Experiential / Reality-based Learning / October 1, 2010

Supply Chain Management Center Brings Government Leaders and Top Execs Together to Solve Supply Chain Challenges

Supply chain and logistics management is much more than getting manufactured goods from factories in China to shelves in suburban America in time for holiday shopping. For some supply chains, careful management can be a matter of life and death. Take, for example, the risks in moving fuel and supplies to troops in landlocked Afghanistan. For every 24 fuel convoys that set out, one soldier or civilian engaged in the transport is killed, according to an Army study cited by the New York Times.

These are the extreme risks involved in managing one very important supply chain – and an example of the type of risk logistics managers deal with daily in the nation’s capital. Senior officials and supply chain managers from federal agencies, defense contractors, corporations and organizations joined together at an Oct. 5, 2010 roundtable discussion hosted by the Supply Chain Management Center at the Robert H. Smith School of Business. Participants talked about the supply chains within their own organizations and discussed the volatility they deal with in their current operating environment. They talked about what their organizations are doing differently than before to address volatility, and the emerging challenges they anticipate.

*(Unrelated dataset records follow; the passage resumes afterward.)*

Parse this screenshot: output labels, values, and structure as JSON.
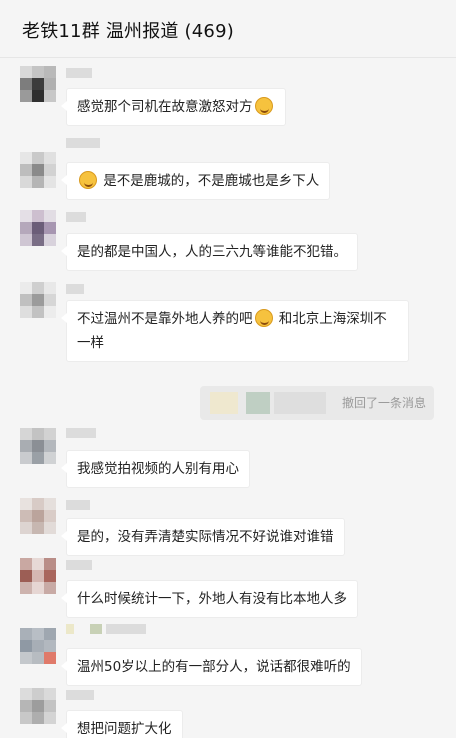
{
  "header": {
    "title": "老铁11群  温州报道 (469)"
  },
  "messages": [
    {
      "text": "感觉那个司机在故意激怒对方",
      "emoji_after": "face-with-tears-emoji"
    },
    {
      "text": "是不是鹿城的，不是鹿城也是乡下人",
      "emoji_before": "face-with-tears-emoji"
    },
    {
      "text": "是的都是中国人，人的三六九等谁能不犯错。"
    },
    {
      "text_part1": "不过温州不是靠外地人养的吧",
      "text_part2": "和北京上海深圳不一样",
      "emoji_mid": "face-with-tears-emoji"
    },
    {
      "text": "我感觉拍视频的人别有用心"
    },
    {
      "text": "是的，没有弄清楚实际情况不好说谁对谁错"
    },
    {
      "text": "什么时候统计一下，外地人有没有比本地人多"
    },
    {
      "text": "温州50岁以上的有一部分人，说话都很难听的"
    },
    {
      "text": "想把问题扩大化"
    }
  ],
  "recall_notice": {
    "text": "撤回了一条消息"
  }
}
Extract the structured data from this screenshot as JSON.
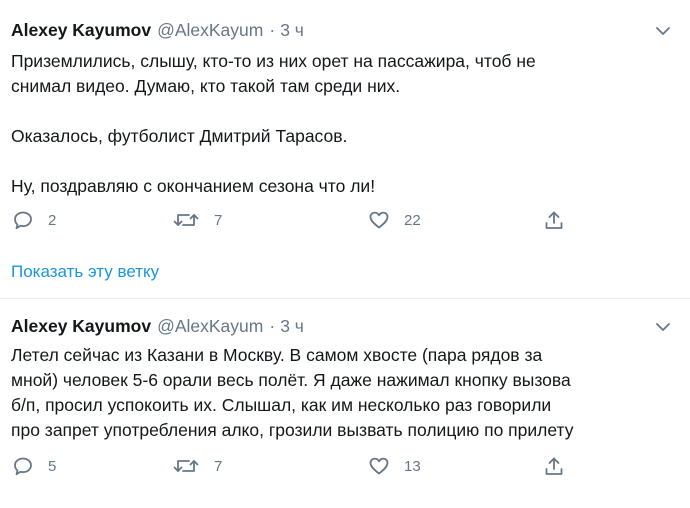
{
  "colors": {
    "accent": "#1b95e0",
    "secondary_text": "#657786",
    "text": "#14171a",
    "divider": "#e6ecf0"
  },
  "tweets": [
    {
      "author_name": "Alexey Kayumov",
      "handle": "@AlexKayum",
      "separator": "·",
      "time": "3 ч",
      "paragraphs": [
        "Приземлились, слышу, кто-то из них орет на пассажира, чтоб не\nснимал видео. Думаю, кто такой там среди них.",
        "Оказалось, футболист Дмитрий Тарасов.",
        "Ну, поздравляю с окончанием сезона что ли!"
      ],
      "reply_count": "2",
      "retweet_count": "7",
      "like_count": "22",
      "icons": {
        "reply": "reply-icon",
        "retweet": "retweet-icon",
        "like": "like-icon",
        "share": "share-icon",
        "menu": "chevron-down-icon"
      }
    },
    {
      "author_name": "Alexey Kayumov",
      "handle": "@AlexKayum",
      "separator": "·",
      "time": "3 ч",
      "paragraphs": [
        "Летел сейчас из Казани в Москву. В самом хвосте (пара рядов за\nмной) человек 5-6 орали весь полёт. Я даже нажимал кнопку вызова\nб/п, просил успокоить их. Слышал, как им несколько раз говорили\nпро запрет употребления алко, грозили вызвать полицию по прилету"
      ],
      "reply_count": "5",
      "retweet_count": "7",
      "like_count": "13",
      "icons": {
        "reply": "reply-icon",
        "retweet": "retweet-icon",
        "like": "like-icon",
        "share": "share-icon",
        "menu": "chevron-down-icon"
      }
    }
  ],
  "show_thread_label": "Показать эту ветку"
}
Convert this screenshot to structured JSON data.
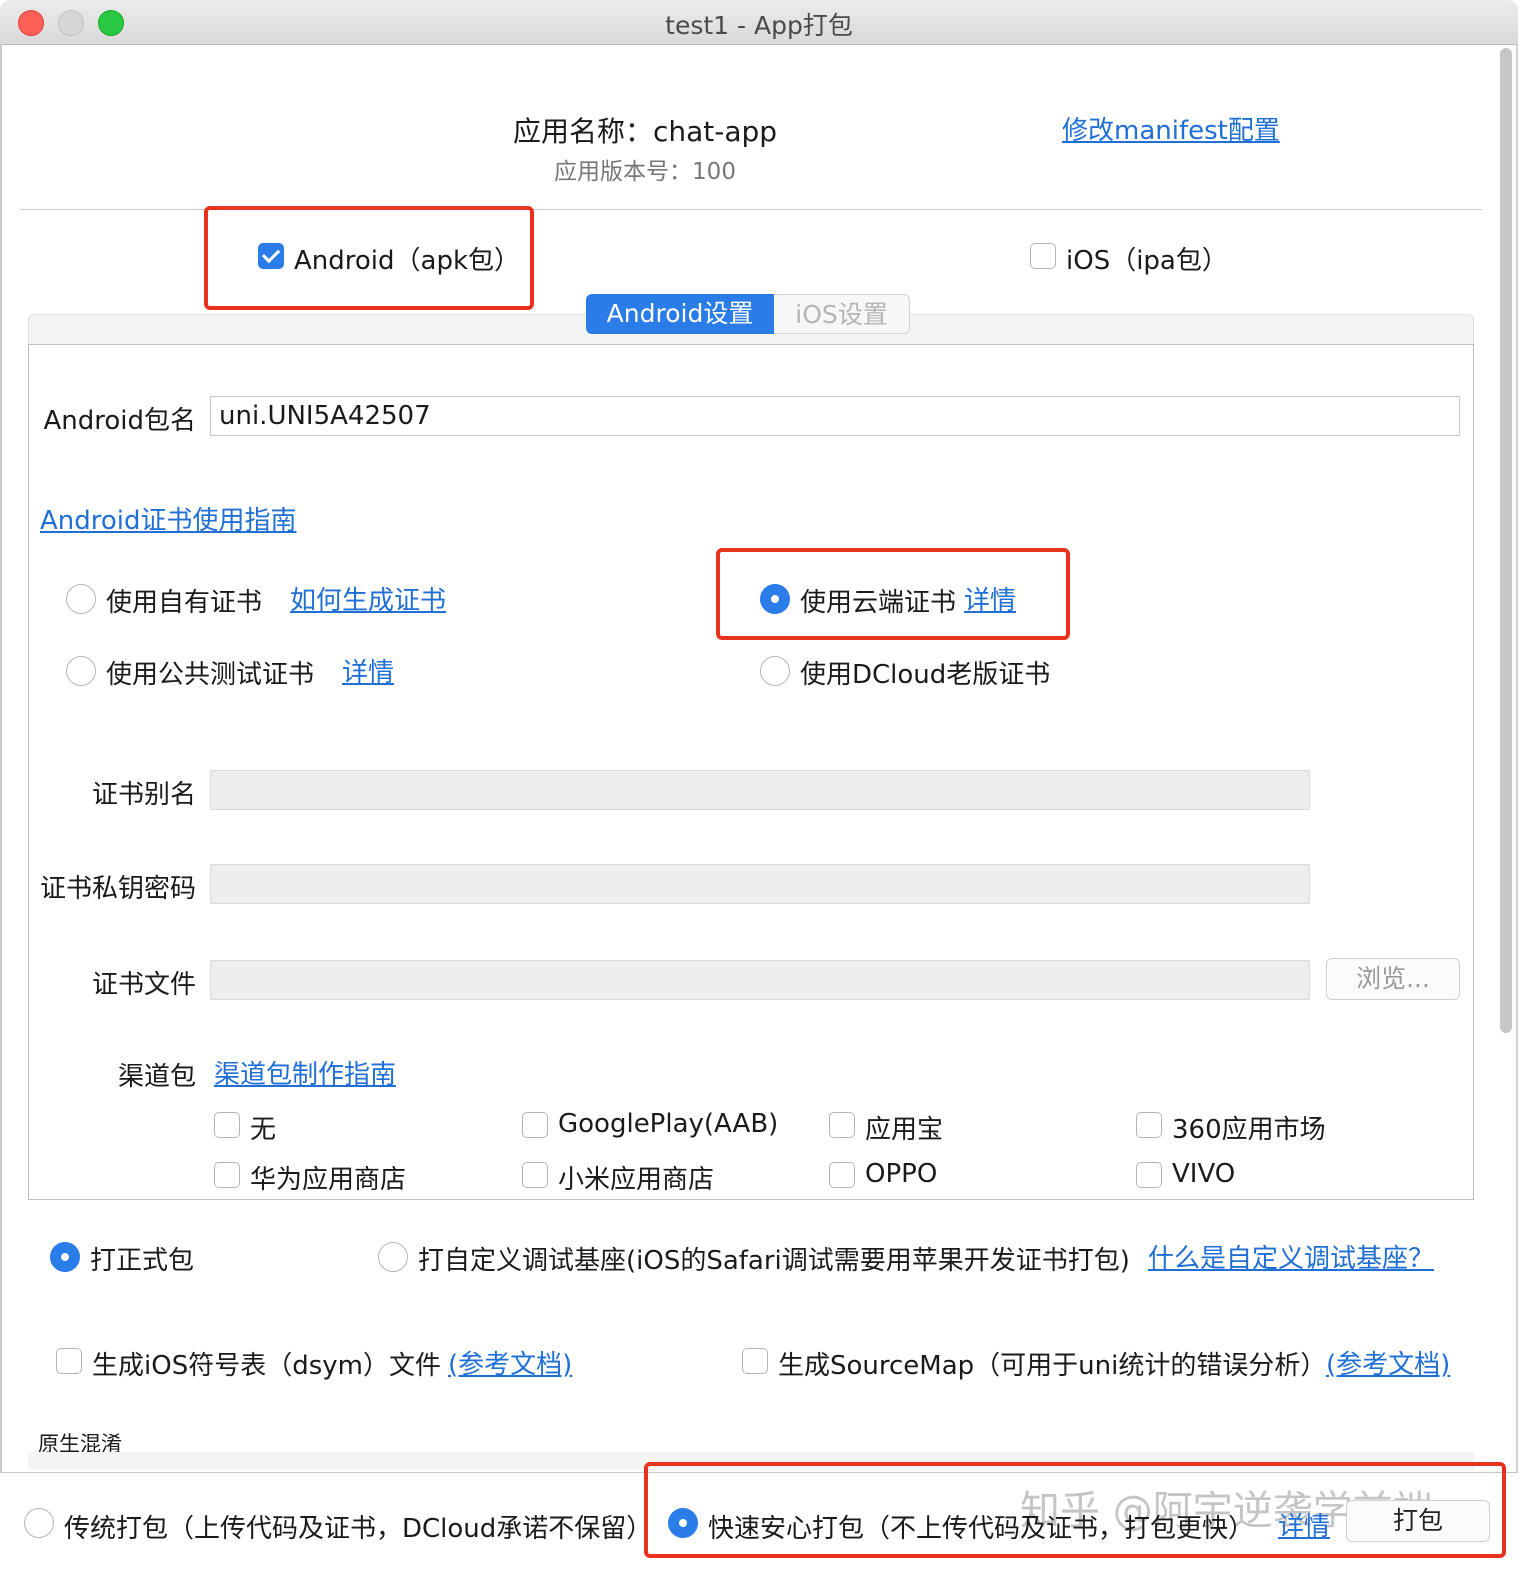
{
  "window": {
    "title": "test1 - App打包"
  },
  "header": {
    "app_name": "应用名称：chat-app",
    "app_version": "应用版本号：100",
    "manifest_link": "修改manifest配置"
  },
  "platforms": {
    "android": {
      "label": "Android（apk包）",
      "checked": true
    },
    "ios": {
      "label": "iOS（ipa包）",
      "checked": false
    }
  },
  "tabs": [
    {
      "label": "Android设置",
      "active": true
    },
    {
      "label": "iOS设置",
      "active": false
    }
  ],
  "android": {
    "package_label": "Android包名",
    "package_value": "uni.UNI5A42507",
    "cert_guide_link": "Android证书使用指南",
    "cert_options": {
      "own": {
        "label": "使用自有证书",
        "link": "如何生成证书",
        "selected": false
      },
      "cloud": {
        "label": "使用云端证书",
        "link": "详情",
        "selected": true
      },
      "public_test": {
        "label": "使用公共测试证书",
        "link": "详情",
        "selected": false
      },
      "dcloud_old": {
        "label": "使用DCloud老版证书",
        "selected": false
      }
    },
    "cert_alias_label": "证书别名",
    "cert_password_label": "证书私钥密码",
    "cert_file_label": "证书文件",
    "browse_button": "浏览...",
    "channel_label": "渠道包",
    "channel_guide_link": "渠道包制作指南",
    "channels": [
      {
        "label": "无",
        "checked": false
      },
      {
        "label": "GooglePlay(AAB)",
        "checked": false
      },
      {
        "label": "应用宝",
        "checked": false
      },
      {
        "label": "360应用市场",
        "checked": false
      },
      {
        "label": "华为应用商店",
        "checked": false
      },
      {
        "label": "小米应用商店",
        "checked": false
      },
      {
        "label": "OPPO",
        "checked": false
      },
      {
        "label": "VIVO",
        "checked": false
      }
    ]
  },
  "build_type": {
    "release": {
      "label": "打正式包",
      "selected": true
    },
    "custom_base": {
      "label": "打自定义调试基座(iOS的Safari调试需要用苹果开发证书打包)",
      "selected": false
    },
    "custom_base_link": "什么是自定义调试基座？"
  },
  "options": {
    "dsym": {
      "label": "生成iOS符号表（dsym）文件",
      "link": "(参考文档)",
      "checked": false
    },
    "sourcemap": {
      "label": "生成SourceMap（可用于uni统计的错误分析）",
      "link": "(参考文档)",
      "checked": false
    }
  },
  "obfuscation_label": "原生混淆",
  "pack_mode": {
    "traditional": {
      "label": "传统打包（上传代码及证书，DCloud承诺不保留）",
      "selected": false
    },
    "fast": {
      "label": "快速安心打包（不上传代码及证书，打包更快）",
      "selected": true
    },
    "fast_link": "详情"
  },
  "pack_button": "打包",
  "watermark": "知乎 @阿宇逆袭学前端",
  "colors": {
    "accent": "#2a7ce8",
    "link": "#1f6fd6",
    "highlight": "#e8321e"
  }
}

The discussion was led by Rick Blasgen, president and CEO of the Council of Supply Chain Management Professionals (CSCMP). It was the second of two such discussions (the first was at CSCMP’s annual conference a week earlier in San Diego), the results of which will be combined with a 300-company survey on supply chain volatility and distributed as an industry white paper in winter 2011. Participants included leaders from the U.S. Department of Transportation, U.S. Department of Agriculture, National Defense University, Lockheed Martin, Defense Logistic Agency, National Institutes of Health, NASA, LMI, U.S. Air Force, U.S. Marine Corps, U.S. Army, and McCormick & Co.

John D. Porcari, Deputy Secretary of the U.S. Department of Transportation (left), talks with Redding Hobby, of the Defense Logistics Agency

“The volatility in supply chain management is the new normal,” said participant John D. Porcari, Deputy Secretary of the U.S. Department of Transportation. “There’s a lot that the academic community can offer. In the job I’m in now, we’re living this every day. For example, we’re making sure that the troops in Afghanistan are getting the support that they need. We’re seeing it on the civilian side in our freight rail network and how it interacts with our ports and where the bottlenecks are. That’s very much an economic competitiveness issue for the country. This is a very important intersection of academic research, practitioners and national need.”

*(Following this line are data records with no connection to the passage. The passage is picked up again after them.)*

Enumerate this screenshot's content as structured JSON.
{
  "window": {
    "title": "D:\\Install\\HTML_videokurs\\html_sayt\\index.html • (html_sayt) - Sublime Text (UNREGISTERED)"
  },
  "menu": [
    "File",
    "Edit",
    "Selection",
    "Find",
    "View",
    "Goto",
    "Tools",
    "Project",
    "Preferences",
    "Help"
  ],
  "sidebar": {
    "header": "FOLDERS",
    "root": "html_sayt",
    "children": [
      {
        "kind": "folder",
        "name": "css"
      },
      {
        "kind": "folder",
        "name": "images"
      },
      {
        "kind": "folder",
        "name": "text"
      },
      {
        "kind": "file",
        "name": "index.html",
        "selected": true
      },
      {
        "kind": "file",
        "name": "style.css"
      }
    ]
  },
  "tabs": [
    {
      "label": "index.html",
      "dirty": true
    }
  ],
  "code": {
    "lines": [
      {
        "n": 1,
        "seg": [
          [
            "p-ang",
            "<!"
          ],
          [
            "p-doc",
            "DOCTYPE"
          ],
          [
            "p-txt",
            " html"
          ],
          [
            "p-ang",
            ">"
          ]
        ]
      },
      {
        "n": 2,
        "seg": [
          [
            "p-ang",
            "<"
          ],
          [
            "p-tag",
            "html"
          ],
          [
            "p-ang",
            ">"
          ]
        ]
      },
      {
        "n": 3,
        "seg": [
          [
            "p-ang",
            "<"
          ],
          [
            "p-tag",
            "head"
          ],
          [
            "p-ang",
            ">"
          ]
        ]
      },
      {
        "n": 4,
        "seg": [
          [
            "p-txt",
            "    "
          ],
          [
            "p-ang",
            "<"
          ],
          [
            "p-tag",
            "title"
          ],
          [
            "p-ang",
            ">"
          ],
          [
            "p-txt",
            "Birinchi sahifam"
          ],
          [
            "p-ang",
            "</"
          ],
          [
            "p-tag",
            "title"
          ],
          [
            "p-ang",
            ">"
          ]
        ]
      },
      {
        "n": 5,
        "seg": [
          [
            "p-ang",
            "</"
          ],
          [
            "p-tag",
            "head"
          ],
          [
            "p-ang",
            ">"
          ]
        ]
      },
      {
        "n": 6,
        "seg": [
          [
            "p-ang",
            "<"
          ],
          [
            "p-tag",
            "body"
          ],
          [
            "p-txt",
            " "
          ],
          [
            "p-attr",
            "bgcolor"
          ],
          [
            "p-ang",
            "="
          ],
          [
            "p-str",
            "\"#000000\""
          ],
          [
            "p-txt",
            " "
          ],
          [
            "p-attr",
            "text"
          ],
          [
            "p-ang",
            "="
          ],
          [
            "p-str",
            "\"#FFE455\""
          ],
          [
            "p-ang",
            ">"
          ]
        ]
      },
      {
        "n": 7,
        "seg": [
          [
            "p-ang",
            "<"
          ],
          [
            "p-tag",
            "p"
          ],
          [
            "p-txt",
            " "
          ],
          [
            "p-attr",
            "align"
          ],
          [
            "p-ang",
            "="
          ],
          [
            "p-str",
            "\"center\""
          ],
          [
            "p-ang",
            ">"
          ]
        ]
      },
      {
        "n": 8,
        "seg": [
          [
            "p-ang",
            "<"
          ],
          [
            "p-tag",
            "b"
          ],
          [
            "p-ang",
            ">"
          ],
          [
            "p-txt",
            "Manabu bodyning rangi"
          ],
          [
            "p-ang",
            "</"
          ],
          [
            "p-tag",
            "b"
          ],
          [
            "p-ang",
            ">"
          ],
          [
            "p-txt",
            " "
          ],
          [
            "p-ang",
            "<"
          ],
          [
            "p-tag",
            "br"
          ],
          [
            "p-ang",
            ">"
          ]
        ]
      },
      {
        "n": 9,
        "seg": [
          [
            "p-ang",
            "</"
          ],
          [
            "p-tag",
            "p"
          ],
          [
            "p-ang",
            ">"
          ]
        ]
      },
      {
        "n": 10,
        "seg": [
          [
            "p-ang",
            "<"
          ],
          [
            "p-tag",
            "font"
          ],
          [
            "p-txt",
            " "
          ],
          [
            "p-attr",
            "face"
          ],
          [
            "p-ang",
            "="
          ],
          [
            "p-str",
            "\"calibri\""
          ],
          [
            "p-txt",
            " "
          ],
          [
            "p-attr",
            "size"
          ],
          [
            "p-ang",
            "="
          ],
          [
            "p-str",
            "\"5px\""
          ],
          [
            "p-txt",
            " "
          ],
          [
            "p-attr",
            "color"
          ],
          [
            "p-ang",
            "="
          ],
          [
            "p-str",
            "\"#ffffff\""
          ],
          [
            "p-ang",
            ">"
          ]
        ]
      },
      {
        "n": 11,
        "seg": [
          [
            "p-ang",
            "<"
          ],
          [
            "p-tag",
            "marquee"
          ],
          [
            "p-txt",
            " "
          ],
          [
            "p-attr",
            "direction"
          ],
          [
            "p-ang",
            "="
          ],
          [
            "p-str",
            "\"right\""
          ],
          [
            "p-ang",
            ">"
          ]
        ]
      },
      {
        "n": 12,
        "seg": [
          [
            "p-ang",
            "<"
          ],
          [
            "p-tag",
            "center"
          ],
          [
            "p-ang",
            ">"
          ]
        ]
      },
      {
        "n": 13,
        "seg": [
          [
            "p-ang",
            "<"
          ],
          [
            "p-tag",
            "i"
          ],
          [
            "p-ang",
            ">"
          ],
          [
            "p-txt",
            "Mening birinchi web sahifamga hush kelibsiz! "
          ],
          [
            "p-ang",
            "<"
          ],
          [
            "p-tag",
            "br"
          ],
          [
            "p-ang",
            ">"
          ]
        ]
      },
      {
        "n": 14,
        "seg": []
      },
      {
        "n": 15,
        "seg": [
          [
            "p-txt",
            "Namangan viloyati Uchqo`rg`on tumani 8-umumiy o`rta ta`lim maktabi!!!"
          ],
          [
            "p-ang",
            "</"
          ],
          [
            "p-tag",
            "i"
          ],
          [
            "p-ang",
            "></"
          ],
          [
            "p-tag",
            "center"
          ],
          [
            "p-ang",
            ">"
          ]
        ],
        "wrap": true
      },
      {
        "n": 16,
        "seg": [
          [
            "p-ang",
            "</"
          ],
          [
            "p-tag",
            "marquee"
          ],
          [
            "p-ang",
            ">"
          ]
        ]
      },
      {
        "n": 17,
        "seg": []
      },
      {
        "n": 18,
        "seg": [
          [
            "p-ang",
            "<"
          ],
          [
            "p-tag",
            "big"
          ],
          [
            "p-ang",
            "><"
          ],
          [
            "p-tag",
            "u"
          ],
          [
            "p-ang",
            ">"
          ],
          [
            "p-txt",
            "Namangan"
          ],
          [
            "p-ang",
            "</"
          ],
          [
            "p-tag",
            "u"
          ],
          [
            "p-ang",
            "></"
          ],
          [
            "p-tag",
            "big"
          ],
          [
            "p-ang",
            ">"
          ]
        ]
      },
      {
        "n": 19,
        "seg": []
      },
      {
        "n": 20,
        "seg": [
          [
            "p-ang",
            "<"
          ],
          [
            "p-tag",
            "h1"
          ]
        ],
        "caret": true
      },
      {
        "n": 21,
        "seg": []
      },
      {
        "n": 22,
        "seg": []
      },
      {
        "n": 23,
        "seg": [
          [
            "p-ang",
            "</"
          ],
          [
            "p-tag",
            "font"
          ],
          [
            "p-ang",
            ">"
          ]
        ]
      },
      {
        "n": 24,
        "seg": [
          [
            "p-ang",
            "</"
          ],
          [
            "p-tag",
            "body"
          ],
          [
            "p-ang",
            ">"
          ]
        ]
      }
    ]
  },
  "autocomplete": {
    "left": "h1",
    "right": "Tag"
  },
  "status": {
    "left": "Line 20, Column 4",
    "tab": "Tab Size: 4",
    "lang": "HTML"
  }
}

The roundtable discussion followed an overview session on a recently released book Smith’s Supply Chain Management Center spearheaded, “X-Treme Supply Chain Management: A Guide to Mastering Business Volatility.” The authors point to the new landscape of volatility, brought on by the financial crisis and recession, the credit freeze, skyrocketing fuel prices, increased globalization, war, terrorism, catastrophic natural disasters, and the green revolution all combining to forever change the way supply chains are managed.

“Old models of balancing supply and demand are no longer effective,” said research professor Sandor Boyson, co-director of the center and one of the book’s editors. “It is critical that industry and government leaders work together to address extreme business volatility issues in the global supply chain and we are happy we can provide the thought leadership to help guide some of those conversations.”

Center co-director Thomas Corsi, Michelle E. Smith Professor of Logistics, and senior fellow Lisa Harrington edited the book with Boyson. It was written in collaboration with CSCMP and co-contributors from some of the industry’s leading corporations and organizations. The book also includes a companion toolkit that provides practitioners with simulations and spreadsheets to manage volatility in their supply chains, which several of the roundtable participants said would be quite useful for their organizations. “We’ve learned here today that there’s a science to this,” said Redding Hobby, executive director of strategic programs and initiatives for the Defense Logistics Agency, which is responsible for provide supplies and services to American military forces around the world. “I appreciate the toolkit and am looking forward to applying some of that.”

“I think there are a lot of good processes that were recommended on how to address risk,” said Taylor Wilkerson of government consulting firm LMI, a sponsor of the roundtable event. “It is something that is important to the participants here and there is still a lot of work to do.”

The participants hope to continue meeting through additional sessions working group with the Supply Chain Management Center and CSCMP.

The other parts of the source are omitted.